Unabhängigkeit auf "eigne Krefte" gestützt

BERLIN. Bei Frühneuzeit-Historikern verliert der Epochenbegriff "Absolutismus" in letzter Zeit an Erklärungskraft. Nicht zuletzt deshalb, weil die verstärkte Untersuchung ständischer Gewalten die Auffassung von der unumschränkten Macht des absoluten Fürsten relativiert hat. Johannes Kunisch, Kölner Emeritus und 2004 mit seiner Biograph Friedrichs des Großen hervorgetreten, glaubt vor dieser Dekonstruktion des Absolutismus warnen zu können. Seinen Einspruch fundiert er am Beispiel der Großen Kurfürsten und dessen Rolle als Feldherr (Zeitschrift für Historische Forschung, 1/06). Kurfürst Friedrich Wilhelm von Brandenburg habe als Feldherr um 1675 eine einschneidende Erfahrung gemacht. Im Westen eingebunden im erfolglosen Koalitionskrieg gegen das expandierende Frankreich, siegte er gleichzeitig mit der Befehlsgewalt als Landesvater gegen die Schweden.
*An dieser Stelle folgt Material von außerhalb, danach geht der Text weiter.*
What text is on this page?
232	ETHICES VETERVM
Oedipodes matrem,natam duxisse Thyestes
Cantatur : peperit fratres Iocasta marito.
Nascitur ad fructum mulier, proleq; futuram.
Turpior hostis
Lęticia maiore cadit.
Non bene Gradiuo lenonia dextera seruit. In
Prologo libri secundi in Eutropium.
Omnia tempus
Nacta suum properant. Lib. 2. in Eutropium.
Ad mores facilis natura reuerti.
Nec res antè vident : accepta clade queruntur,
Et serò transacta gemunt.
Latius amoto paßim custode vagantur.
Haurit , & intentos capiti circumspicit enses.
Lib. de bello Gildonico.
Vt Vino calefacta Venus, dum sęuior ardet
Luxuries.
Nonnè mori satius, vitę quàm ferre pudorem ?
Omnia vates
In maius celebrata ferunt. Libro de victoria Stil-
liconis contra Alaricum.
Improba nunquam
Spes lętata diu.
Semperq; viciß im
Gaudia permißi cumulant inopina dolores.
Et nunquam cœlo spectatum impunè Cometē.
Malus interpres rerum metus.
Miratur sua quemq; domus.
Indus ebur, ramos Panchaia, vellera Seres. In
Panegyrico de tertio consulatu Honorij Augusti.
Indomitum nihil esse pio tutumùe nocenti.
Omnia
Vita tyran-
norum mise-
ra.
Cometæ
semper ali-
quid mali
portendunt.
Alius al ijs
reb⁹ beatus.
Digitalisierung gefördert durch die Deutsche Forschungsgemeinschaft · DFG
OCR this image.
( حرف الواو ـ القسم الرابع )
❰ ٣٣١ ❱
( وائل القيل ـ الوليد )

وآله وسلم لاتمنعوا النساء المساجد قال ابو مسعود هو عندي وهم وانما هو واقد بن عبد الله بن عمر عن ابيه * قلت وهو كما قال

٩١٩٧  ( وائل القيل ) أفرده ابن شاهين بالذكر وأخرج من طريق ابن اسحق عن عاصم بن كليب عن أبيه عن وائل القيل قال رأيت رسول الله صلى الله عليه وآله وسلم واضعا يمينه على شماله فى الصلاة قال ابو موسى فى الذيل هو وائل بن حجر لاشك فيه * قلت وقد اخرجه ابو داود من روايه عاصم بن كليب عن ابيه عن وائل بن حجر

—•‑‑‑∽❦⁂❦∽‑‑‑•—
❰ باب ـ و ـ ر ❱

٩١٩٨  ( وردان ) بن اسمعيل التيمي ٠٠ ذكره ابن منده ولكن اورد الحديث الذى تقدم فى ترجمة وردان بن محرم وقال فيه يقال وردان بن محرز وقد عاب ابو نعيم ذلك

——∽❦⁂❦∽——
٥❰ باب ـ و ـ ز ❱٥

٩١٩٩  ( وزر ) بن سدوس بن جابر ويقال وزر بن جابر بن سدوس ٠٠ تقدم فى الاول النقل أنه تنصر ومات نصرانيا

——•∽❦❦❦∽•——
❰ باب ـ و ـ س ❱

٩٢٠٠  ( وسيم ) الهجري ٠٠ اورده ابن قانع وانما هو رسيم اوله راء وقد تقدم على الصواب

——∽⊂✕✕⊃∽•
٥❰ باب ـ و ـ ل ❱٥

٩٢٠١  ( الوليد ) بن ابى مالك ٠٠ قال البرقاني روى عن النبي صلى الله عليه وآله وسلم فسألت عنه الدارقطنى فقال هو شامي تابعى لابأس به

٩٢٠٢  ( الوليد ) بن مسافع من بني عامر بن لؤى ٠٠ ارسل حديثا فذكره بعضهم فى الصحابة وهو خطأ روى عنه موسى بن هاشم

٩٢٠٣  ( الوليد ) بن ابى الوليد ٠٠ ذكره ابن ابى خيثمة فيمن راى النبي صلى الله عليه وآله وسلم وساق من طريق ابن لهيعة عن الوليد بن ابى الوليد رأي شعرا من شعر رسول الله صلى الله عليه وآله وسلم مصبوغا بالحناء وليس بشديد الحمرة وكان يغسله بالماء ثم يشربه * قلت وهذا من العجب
Daraus habe er den Schluß gezogen, daß machtpolitische Selbstbehauptung nur möglich sei, wenn man sich auf "eigne Krefte" verlasse. Dies wiederum bedingte sein "Streben nach Unabhängigkeit und Autonomie im militärischen Bereich". Darum rüstete er seine "kriegserprobte Armee" nicht mehr ab, was "innere Ressourcenmobilisierung" zu Lasten der Ständemacht und die Festigung des kurfürstlichen "Absolutismus" nach sich zog. Unverkennbar sei hier das enge Verhältnis von Staats- und Heeresverfassung, dem epochale Bedeutung zukomme, weil drei folgende Hohenzollernkönige "ausdrücklich an dieses der Tendenz nach autokratische Fürstenregiment" anknüpften, das die "Militärpräsenz Brandenburg-Preußens" steigerte.